• review by Paul Burston

The Woman In The Window


After ‘The Girl on the Train’ and ‘The Woman in Cabin 10’, meet ‘The Woman in the Window’. A.J. Finn’s superior psychological thriller has been sold in thirty-eight territories worldwide and is currently in development as a major motion picture from Fox. It’s easy to see why. This is a master class in Hitchcockian suspense, complete with knowing film references as the woman of the title fills her days watching old movies, popping pills and drinking copious amounts of red wine.

The reason for Anna’s drink and drug-addled agoraphobia isn’t immediately apparent. But her story grips from the outset. Here’s someone who’s highly intelligent, clearly damaged but has enough self-awareness to leaven the self-delusion. So when she thinks she sees a woman being murdered, we’re inclined to believe her.

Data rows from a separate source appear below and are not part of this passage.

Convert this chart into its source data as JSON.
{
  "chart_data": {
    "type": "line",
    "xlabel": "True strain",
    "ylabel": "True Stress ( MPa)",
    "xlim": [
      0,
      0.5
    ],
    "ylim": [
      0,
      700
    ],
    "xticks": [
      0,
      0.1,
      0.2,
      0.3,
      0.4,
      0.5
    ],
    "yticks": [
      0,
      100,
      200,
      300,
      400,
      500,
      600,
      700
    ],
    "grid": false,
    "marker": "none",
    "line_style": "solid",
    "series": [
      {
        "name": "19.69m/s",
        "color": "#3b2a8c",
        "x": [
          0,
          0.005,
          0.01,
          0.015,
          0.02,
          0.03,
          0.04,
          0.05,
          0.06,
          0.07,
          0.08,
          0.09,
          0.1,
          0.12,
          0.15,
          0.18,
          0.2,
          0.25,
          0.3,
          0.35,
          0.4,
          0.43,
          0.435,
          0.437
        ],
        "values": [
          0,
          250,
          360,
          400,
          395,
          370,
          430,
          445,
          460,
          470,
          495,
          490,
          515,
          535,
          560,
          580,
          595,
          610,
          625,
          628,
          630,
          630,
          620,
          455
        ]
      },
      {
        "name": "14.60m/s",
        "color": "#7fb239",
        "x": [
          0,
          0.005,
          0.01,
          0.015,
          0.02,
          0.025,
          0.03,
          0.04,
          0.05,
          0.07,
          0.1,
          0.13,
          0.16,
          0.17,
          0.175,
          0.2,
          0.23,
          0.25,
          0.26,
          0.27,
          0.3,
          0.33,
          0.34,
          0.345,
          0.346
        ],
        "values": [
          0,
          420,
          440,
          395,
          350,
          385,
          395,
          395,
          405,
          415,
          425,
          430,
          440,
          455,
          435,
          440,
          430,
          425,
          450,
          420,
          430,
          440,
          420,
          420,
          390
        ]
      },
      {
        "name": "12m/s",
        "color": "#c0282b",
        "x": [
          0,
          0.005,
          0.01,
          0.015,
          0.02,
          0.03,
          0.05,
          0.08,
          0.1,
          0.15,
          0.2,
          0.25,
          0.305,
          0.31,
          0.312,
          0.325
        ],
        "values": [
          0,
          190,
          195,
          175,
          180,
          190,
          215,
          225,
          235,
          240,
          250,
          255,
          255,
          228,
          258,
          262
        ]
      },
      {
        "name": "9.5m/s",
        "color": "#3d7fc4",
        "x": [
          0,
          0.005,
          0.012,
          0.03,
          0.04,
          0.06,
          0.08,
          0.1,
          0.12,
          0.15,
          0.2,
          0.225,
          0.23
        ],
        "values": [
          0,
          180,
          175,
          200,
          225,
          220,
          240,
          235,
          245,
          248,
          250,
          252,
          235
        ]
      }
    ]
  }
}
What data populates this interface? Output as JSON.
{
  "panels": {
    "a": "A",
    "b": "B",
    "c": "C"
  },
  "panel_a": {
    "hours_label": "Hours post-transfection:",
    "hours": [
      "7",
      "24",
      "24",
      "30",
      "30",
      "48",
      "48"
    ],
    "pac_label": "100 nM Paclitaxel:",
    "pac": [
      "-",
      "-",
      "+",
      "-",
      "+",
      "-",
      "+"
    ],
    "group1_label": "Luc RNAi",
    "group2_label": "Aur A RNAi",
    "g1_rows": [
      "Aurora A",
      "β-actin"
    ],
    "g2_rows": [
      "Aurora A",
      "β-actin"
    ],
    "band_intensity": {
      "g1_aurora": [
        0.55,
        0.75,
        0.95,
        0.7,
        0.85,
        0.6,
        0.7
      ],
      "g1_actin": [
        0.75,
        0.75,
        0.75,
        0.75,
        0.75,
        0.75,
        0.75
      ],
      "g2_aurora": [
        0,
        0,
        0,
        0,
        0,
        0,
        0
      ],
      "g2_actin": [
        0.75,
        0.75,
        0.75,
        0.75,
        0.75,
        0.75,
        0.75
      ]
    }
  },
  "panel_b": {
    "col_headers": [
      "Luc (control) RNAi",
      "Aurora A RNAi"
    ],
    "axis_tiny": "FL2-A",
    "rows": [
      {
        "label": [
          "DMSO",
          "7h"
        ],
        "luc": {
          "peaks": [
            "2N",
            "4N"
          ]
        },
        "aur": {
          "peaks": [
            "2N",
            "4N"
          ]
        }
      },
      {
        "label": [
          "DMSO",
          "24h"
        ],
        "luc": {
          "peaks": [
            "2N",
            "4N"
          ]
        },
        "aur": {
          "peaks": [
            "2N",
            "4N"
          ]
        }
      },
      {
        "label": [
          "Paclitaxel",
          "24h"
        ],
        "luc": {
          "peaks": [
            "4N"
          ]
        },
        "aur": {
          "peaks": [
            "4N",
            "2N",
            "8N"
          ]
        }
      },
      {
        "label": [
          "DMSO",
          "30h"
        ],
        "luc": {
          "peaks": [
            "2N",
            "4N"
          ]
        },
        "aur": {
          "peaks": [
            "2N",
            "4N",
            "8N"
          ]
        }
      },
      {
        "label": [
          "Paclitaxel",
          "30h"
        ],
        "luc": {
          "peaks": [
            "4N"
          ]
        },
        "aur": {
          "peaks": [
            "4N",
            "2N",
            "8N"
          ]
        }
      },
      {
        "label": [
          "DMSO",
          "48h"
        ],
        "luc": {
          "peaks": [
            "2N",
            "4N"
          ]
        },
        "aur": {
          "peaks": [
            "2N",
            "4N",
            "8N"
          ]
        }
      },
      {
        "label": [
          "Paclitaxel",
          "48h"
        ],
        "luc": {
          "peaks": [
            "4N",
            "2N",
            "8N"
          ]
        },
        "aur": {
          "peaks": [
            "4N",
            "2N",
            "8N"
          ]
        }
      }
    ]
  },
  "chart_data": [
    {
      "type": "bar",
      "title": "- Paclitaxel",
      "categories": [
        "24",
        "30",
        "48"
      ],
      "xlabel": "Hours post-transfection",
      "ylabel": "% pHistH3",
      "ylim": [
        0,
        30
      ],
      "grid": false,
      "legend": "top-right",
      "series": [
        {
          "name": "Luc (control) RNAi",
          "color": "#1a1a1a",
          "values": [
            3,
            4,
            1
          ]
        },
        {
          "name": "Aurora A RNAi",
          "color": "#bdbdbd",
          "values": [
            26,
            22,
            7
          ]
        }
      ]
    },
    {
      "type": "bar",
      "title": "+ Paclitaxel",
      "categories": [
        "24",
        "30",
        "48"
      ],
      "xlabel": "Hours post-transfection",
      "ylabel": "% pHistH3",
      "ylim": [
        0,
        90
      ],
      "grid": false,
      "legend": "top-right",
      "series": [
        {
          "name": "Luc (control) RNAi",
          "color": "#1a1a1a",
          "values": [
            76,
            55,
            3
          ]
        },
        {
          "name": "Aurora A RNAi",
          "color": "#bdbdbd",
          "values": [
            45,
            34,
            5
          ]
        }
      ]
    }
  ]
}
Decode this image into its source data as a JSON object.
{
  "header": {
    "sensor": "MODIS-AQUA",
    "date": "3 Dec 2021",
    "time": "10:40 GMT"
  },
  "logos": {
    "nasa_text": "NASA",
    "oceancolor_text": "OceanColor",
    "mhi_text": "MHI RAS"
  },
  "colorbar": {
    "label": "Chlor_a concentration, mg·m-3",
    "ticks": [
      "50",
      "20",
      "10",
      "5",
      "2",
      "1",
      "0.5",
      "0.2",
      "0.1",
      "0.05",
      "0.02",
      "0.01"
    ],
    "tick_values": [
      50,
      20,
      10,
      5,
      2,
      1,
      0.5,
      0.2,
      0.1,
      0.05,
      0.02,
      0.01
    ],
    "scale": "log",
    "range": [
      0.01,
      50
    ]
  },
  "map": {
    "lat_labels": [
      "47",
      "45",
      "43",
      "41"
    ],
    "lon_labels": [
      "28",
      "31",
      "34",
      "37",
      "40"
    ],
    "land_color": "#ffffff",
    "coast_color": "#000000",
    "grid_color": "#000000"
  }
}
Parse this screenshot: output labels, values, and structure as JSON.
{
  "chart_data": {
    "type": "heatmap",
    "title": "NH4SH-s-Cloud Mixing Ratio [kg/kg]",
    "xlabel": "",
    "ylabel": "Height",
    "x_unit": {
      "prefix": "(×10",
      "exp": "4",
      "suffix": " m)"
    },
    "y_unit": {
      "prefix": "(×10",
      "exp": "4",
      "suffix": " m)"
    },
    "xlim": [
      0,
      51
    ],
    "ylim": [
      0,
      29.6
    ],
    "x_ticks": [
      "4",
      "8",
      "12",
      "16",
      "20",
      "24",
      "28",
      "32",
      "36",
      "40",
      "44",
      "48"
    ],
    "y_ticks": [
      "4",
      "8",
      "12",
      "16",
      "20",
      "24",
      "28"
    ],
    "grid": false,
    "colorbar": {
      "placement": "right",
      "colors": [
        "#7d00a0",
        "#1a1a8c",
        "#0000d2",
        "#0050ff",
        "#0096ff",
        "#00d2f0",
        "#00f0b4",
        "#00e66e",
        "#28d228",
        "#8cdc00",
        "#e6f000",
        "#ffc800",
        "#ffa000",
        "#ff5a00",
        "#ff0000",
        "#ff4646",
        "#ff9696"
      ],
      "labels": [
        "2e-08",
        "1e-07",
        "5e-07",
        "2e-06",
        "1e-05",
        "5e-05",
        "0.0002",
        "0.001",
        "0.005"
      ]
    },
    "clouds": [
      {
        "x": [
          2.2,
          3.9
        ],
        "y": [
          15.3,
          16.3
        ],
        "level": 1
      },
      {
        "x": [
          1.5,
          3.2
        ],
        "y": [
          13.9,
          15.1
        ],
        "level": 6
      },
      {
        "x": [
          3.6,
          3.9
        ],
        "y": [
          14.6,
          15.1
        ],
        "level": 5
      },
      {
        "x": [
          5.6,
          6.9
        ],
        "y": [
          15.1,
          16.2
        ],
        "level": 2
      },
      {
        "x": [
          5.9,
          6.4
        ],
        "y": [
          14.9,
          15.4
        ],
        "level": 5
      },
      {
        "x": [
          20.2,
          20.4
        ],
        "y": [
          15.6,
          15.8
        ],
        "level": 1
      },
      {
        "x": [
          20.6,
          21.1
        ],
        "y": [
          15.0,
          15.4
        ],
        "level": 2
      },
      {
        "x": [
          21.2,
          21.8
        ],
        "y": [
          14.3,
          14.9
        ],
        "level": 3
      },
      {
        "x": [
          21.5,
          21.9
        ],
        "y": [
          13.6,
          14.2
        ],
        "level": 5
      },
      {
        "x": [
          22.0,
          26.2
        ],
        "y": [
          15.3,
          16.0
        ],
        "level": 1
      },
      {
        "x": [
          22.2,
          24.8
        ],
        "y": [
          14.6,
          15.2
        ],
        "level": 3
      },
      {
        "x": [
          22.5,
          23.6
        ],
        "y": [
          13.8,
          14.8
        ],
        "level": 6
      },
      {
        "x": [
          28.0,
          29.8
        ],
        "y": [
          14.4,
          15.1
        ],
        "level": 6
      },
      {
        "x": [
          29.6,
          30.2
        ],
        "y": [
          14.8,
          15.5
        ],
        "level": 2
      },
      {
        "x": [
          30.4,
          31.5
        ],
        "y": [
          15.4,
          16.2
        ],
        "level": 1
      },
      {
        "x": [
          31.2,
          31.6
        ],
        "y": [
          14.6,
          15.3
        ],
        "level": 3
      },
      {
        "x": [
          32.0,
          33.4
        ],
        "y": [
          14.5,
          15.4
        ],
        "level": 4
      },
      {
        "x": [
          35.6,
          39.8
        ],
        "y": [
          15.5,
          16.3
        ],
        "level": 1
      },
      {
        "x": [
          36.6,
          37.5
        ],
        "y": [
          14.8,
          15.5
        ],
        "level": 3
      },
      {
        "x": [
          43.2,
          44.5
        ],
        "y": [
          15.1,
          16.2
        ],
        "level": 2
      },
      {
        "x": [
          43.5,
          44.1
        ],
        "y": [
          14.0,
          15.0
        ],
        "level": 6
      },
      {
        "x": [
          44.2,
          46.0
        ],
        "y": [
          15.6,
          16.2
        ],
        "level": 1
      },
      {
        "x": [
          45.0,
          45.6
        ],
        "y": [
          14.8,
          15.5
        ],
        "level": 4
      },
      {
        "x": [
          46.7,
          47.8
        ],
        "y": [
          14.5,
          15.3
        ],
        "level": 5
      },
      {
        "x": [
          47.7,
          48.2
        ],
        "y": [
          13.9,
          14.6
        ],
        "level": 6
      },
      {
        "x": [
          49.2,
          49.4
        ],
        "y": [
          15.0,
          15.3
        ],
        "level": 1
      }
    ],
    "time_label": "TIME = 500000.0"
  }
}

As with ‘The Girl on the Train’, there’s a sizeable debt to ‘Rear Window’ – a housebound protagonist spies on their neighbour, believes a crime has been committed and goes to dangerous lengths to persuade the authorities and provide proof. There also a hint of ‘Vertigo’ as Anna struggles to overcome her condition and we’re asked to consider whether a key character might be a figment of her imagination or some kind of impostor.

The writing is sharp and the plotting impeccable. Noir-ish and more-ish, this is a book that hooks you and doesn’t let up. But what really impresses is the narrative voice. Not only is this one of the best thrillers I’ve read in a long time. It’s destined to become a classic.